RWC

| By TMA World

 

As World Cup fever reaches its peak this week, Terry Brake shares his observations on our workplace dynamic in the context of a rugby game. 

Picture this for moment if you will..

It’s approaching kick-off time and two teams of 15 players are facing each other on the pitch bound by solid white lines.  Goals are positioned at each end of the pitch with dash lines indicating the field of play.  Players take their positions – forwards and backs accordingly.  The excitement is palpable as the crowd wait in anticipation for the drop kick.

The whistle blows and they’re off!

Now imagine that same kick-off scene slightly differently.  The solid white boundaries disappear and are replaced instead with a tangle of multi-coloured lines, each colour representative of the players’ unique mental models.  Not only that, but the goal posts shift position continuously, and other teams with an unlimited number of players are able to come onto the pitch and start playing.   In fact, anyone from the crowd can also join the game at any given time.  Multiple referees also take part, each one playing by a different set of rules.  Moreover, none of the participants even need to be physically present to play – they can also take part on the virtual pitch!
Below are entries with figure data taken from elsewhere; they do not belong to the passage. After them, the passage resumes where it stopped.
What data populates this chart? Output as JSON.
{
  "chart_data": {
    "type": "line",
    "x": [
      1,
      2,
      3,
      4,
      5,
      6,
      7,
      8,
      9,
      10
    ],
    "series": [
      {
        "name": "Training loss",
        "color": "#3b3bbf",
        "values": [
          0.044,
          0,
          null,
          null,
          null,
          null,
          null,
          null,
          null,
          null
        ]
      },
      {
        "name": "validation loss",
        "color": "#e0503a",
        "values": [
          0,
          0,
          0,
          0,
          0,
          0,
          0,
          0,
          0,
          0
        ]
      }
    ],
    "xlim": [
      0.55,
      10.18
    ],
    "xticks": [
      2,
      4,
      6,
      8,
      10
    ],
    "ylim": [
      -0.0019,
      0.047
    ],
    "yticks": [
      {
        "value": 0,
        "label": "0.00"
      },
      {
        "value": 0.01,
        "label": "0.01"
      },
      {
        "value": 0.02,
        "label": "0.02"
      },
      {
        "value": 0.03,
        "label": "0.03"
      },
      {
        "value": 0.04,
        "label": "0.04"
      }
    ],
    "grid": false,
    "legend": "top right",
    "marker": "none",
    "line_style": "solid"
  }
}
In this fantastical scenario, we have the new business game – boundaries disappearing then reappearing, constant and unpredictable change, new competitors emerging all the time, unpredictability, complexity, and staggering ambiguity.  It’s our reality – and to survive it, organizations must learn to be agile, innovative, technologically smart, and highly adaptable.
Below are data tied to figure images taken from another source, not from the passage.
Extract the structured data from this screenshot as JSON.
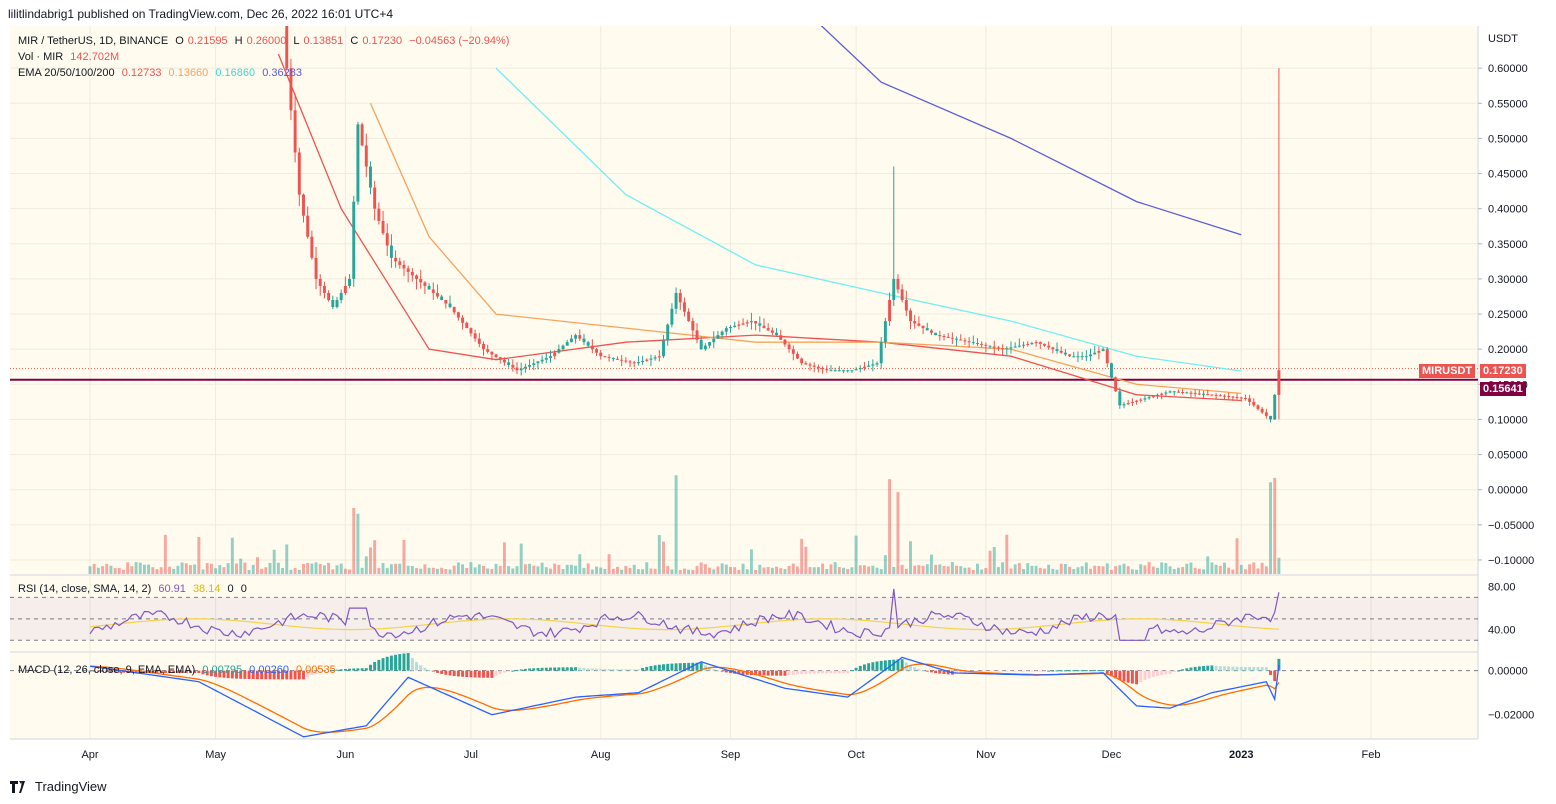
{
  "header": {
    "publish_text": "lilitlindabrig1 published on TradingView.com, Dec 26, 2022 16:01 UTC+4"
  },
  "legend": {
    "symbol": "MIR / TetherUS, 1D, BINANCE",
    "ohlc": [
      "O",
      "0.21595",
      "H",
      "0.26000",
      "L",
      "0.13851",
      "C",
      "0.17230",
      "−0.04563 (−20.94%)"
    ],
    "vol_label": "Vol · MIR",
    "vol_value": "142.702M",
    "ema_label": "EMA 20/50/100/200",
    "ema_values": [
      "0.12733",
      "0.13660",
      "0.16860",
      "0.36283"
    ],
    "rsi_label": "RSI (14, close, SMA, 14, 2)",
    "rsi_values": [
      "60.91",
      "38.14",
      "0",
      "0"
    ],
    "macd_label": "MACD (12, 26, close, 9, EMA, EMA)",
    "macd_values": [
      "0.00795",
      "0.00260",
      "0.00535"
    ]
  },
  "price_tags": {
    "symbol_tag": "MIRUSDT",
    "last_price": "0.17230",
    "line_price": "0.15641"
  },
  "footer": {
    "brand": "TradingView"
  },
  "colors": {
    "bg": "#fffbef",
    "up": "#26a69a",
    "down": "#ef5350",
    "ema20": "#ef5350",
    "ema50": "#f7a35c",
    "ema100": "#6ef0f0",
    "ema200": "#5b5bdb",
    "hline": "#800040",
    "rsi": "#7e57c2",
    "rsi_ma": "#f5d34a",
    "macd": "#2962ff",
    "signal": "#ff6d00"
  },
  "chart_data": [
    {
      "type": "candlestick",
      "title": "MIR / TetherUS, 1D, BINANCE",
      "x_ticks": [
        "Apr",
        "May",
        "Jun",
        "Jul",
        "Aug",
        "Sep",
        "Oct",
        "Nov",
        "Dec",
        "2023",
        "Feb"
      ],
      "y_ticks": [
        "0.60000",
        "0.55000",
        "0.50000",
        "0.45000",
        "0.40000",
        "0.35000",
        "0.30000",
        "0.25000",
        "0.20000",
        "0.15000",
        "0.10000",
        "0.05000",
        "0.00000",
        "−0.05000",
        "−0.10000"
      ],
      "ylabel": "USDT",
      "ylim": [
        -0.12,
        0.66
      ],
      "horizontal_line": 0.15641,
      "series": [
        {
          "name": "EMA 20",
          "x": [
            "May 10",
            "May 25",
            "Jun 15",
            "Jul 1",
            "Aug 1",
            "Sep 1",
            "Oct 1",
            "Nov 1",
            "Dec 1",
            "Dec 26"
          ],
          "values": [
            0.62,
            0.4,
            0.2,
            0.185,
            0.21,
            0.22,
            0.21,
            0.19,
            0.135,
            0.127
          ]
        },
        {
          "name": "EMA 50",
          "x": [
            "Jun 1",
            "Jun 15",
            "Jul 1",
            "Aug 1",
            "Sep 1",
            "Oct 1",
            "Nov 1",
            "Dec 1",
            "Dec 26"
          ],
          "values": [
            0.55,
            0.36,
            0.25,
            0.23,
            0.21,
            0.21,
            0.2,
            0.15,
            0.137
          ]
        },
        {
          "name": "EMA 100",
          "x": [
            "Jul 1",
            "Aug 1",
            "Sep 1",
            "Oct 1",
            "Nov 1",
            "Dec 1",
            "Dec 26"
          ],
          "values": [
            0.6,
            0.42,
            0.32,
            0.28,
            0.24,
            0.19,
            0.169
          ]
        },
        {
          "name": "EMA 200",
          "x": [
            "Sep 15",
            "Oct 1",
            "Nov 1",
            "Dec 1",
            "Dec 26"
          ],
          "values": [
            0.67,
            0.58,
            0.5,
            0.41,
            0.363
          ]
        }
      ]
    },
    {
      "type": "line",
      "title": "RSI (14, close, SMA, 14, 2)",
      "y_ticks": [
        "80.00",
        "40.00"
      ],
      "ylim": [
        20,
        90
      ],
      "bands": [
        70,
        50,
        30
      ],
      "last_values": [
        60.91,
        38.14
      ]
    },
    {
      "type": "bar",
      "title": "MACD (12, 26, close, 9, EMA, EMA)",
      "y_ticks": [
        "0.00000",
        "−0.02000"
      ],
      "ylim": [
        -0.031,
        0.008
      ],
      "last_values": {
        "macd": 0.00795,
        "signal": 0.0026,
        "histogram": 0.00535
      }
    }
  ]
}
During my research for the The Borderless Workplace, I found that four capabilities were absolutely critical to being effective in today’s environment:

Borderless collaboration:  working well with others – often virtually – across internal and external borders (some more porous than others) to co-create something no individual could have created alone. Leveraging talent within cross-border collaborations is now an integral component of competitive advantage. Unfortunately, cross-border collaboration often fails to deliver because of a lack of awareness of the inevitable challenges like isolation, fragmentation and confusion and the necessary countermeasures needed to get results.

Cultural intelligence: working inclusively with individual and group differences. Value and style differences are inevitable in a workplace that cuts across national, organizational, and professional cultures. The challenge is not to eliminate differences, but to apply different strategies for managing them most effectively and creating value from them. Strategies can include adapting, blending, co-creating a shared culture, and dividing (you do it your way and we’ll do it ours because our differences don’t have a negative impact on our results).

Digital fluency: making the most effective use of new communications and collaboration technologies. For many of us, our workplace is a computer screen and digital connectivity, and we can work with anyone, anywhere, at any time and from any device. Typically, the main digital fluency challenge is not learning the technical skills for using the technology, but the media skills for getting the best out of each technology, e.g. being engaging, understandable, and persuasive.

Matrix working: performing well in boundary-loose and complex organizations. There is a bewildering array of organizational structures in business today with a variety of names, e.g. latticed, multidimensional, and networked. Many of them integrate some form of matrix requiring an expansive mindset, as well as a range of demanding personal and social skills, such as: self-management, polarity thinking, and conflict management & negotiation.

In ensuring we’re best placed to succeed, we need to develop an expansive mindset that can flex as business borders shapeshift and even disappear.  As always, self-awareness is the pathway to growth, and asking questions is the gateway to the path. Here are seven questions to get you started:

o Do I invest time in networking beyond my current work boundaries?
o Do I share my knowledge and ideas with others, freely?
o Do I stay open to learning from anyone, anywhere?
o Do I create shared understandings across borders?
o Do I build and maintain trusting relationships over distances through technology?
o Do I practice both/and versus either/or thinking?
o Do I collaborate effectively on global virtual teams?